Just an idea ...  HTH.

Bill

----------


## darkdusky

Bill - thanks again for reply. The source is stored procedure reading from SQL Server table. The dataset label shows one column from table containing the field name (text), the dataset value shows the field's codenumber. The text field is long and contains commas, speech marks etc so I only use it as a label, I use the codenumber for SQL joins etc. 
Basically I'm giving a visible output into a label on top of report of what was selected so that when reports are printed out and filed they will know which fields were selected for this report. So the label on report can be more concise than the dropdown selections.
User wants full text in dropdown because some are similar but with a trimmed display on report of the selections made.

Can you show how, inside a label expression, I can loop through each element in the split to apply a trim or substring.
I've tried:
JOIN(Split(Join(Parameters!aCode.Label, "^"),"^"),"^").substring(0,10)) 
which gives first 10 chars of entire list not each element trimmed.
And this produces an error:
JOIN(Split(Join(Parameters!aCode.Label, "^"),"^").substring(0,10),"^")) 
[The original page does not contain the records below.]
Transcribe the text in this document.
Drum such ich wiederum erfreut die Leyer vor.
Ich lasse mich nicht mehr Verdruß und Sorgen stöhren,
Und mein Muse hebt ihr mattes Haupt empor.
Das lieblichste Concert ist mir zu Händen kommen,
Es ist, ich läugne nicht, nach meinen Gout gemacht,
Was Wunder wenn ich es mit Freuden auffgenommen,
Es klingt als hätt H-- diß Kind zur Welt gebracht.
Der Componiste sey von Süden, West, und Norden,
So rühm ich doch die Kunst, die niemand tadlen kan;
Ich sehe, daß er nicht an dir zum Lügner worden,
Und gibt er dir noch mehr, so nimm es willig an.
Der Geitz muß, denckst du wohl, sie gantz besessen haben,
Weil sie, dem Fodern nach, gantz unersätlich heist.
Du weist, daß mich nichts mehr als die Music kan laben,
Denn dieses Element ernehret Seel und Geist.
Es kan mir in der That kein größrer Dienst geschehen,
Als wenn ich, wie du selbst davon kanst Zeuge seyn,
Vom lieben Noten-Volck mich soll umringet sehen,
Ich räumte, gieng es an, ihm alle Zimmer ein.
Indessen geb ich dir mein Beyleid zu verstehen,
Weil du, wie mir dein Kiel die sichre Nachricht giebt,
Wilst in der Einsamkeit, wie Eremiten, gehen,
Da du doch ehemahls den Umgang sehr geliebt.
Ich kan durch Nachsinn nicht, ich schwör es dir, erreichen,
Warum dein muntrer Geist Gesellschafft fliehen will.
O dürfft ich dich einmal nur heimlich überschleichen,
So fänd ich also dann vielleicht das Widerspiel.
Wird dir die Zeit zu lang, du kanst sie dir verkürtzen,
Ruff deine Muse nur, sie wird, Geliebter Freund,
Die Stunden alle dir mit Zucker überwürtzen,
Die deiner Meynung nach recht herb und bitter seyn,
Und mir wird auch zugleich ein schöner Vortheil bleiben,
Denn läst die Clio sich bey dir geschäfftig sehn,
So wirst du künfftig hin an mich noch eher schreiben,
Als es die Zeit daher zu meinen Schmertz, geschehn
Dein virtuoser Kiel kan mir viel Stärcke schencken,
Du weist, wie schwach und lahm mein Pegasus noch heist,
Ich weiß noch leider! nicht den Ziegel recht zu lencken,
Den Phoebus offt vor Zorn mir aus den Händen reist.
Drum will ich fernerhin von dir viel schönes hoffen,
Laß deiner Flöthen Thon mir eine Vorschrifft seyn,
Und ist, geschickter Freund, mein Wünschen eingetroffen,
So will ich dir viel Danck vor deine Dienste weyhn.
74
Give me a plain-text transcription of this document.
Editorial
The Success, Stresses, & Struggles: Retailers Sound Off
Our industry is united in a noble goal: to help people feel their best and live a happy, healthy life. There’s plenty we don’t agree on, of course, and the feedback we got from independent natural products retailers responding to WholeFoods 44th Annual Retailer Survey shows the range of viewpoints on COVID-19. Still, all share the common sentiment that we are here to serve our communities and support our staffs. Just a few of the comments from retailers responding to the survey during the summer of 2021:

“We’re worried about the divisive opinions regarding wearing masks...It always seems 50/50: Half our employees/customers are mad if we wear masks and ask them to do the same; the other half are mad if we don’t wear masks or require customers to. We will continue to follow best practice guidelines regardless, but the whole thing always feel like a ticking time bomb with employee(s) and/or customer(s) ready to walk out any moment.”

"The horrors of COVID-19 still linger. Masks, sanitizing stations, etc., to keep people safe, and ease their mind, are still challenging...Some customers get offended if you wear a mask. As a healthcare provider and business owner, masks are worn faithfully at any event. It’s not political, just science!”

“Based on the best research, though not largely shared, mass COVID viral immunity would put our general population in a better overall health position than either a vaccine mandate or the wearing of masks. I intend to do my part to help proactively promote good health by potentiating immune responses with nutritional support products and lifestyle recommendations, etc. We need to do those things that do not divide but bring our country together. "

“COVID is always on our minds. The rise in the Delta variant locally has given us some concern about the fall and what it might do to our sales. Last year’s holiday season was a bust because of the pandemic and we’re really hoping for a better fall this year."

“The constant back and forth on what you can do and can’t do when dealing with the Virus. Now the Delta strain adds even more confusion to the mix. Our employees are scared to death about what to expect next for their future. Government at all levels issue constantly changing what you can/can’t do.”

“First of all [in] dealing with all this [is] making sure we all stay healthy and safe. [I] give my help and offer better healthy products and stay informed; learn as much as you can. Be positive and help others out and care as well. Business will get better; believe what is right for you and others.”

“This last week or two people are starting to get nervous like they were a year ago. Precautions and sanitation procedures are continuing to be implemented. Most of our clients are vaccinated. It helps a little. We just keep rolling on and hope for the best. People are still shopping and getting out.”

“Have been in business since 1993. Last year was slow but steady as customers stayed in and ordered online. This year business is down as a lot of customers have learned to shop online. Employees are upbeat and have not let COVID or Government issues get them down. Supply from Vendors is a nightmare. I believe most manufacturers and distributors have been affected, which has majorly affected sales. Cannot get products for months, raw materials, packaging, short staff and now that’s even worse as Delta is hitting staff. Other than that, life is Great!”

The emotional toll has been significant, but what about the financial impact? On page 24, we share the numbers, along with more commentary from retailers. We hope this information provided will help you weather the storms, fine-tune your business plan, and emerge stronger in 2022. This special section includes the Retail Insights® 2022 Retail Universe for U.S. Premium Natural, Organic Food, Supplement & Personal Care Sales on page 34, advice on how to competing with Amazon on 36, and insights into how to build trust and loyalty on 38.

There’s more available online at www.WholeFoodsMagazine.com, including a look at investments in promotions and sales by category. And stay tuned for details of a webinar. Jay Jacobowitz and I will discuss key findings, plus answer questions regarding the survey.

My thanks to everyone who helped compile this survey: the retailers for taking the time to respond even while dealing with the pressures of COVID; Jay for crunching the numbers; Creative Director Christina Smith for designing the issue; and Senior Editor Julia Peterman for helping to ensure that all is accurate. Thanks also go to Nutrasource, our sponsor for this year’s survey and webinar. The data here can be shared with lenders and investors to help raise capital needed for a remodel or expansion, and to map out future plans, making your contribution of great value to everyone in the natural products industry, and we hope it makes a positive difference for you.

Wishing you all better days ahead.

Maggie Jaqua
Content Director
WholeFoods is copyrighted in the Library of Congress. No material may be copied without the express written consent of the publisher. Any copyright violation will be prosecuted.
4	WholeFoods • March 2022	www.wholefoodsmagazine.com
I used ^ because text contains commas.

----------


## Island1

What makes it difficult is the variability of the number of possible names, based upon the picklist selection criteria.  I still prefer the idea of pre-formatted text from the data source - an added field, in your case, returned by the SPROC that generates the label as you wish it in the overall dataset.  Then, when you use Join(), only the truncated labels show, with no further mechanics at the report level.  (It might, indeed, be the only way to do this ...)

Let me know if you hit upon a report-based solution!

Bill

----------


## darkdusky

I've decided to use a lot of Replaces outside of the JOIN. I can create custom abbreviations for common words. Its not ideal but workable. Thanks for your help.

----------


## Island1

Sorry that you can't simply generate the appropriate "short name" label, but it sounds like you have a plan.  Hope it doesn't require too much maintenance ...

Let me know if I can help further ...

Bill

----------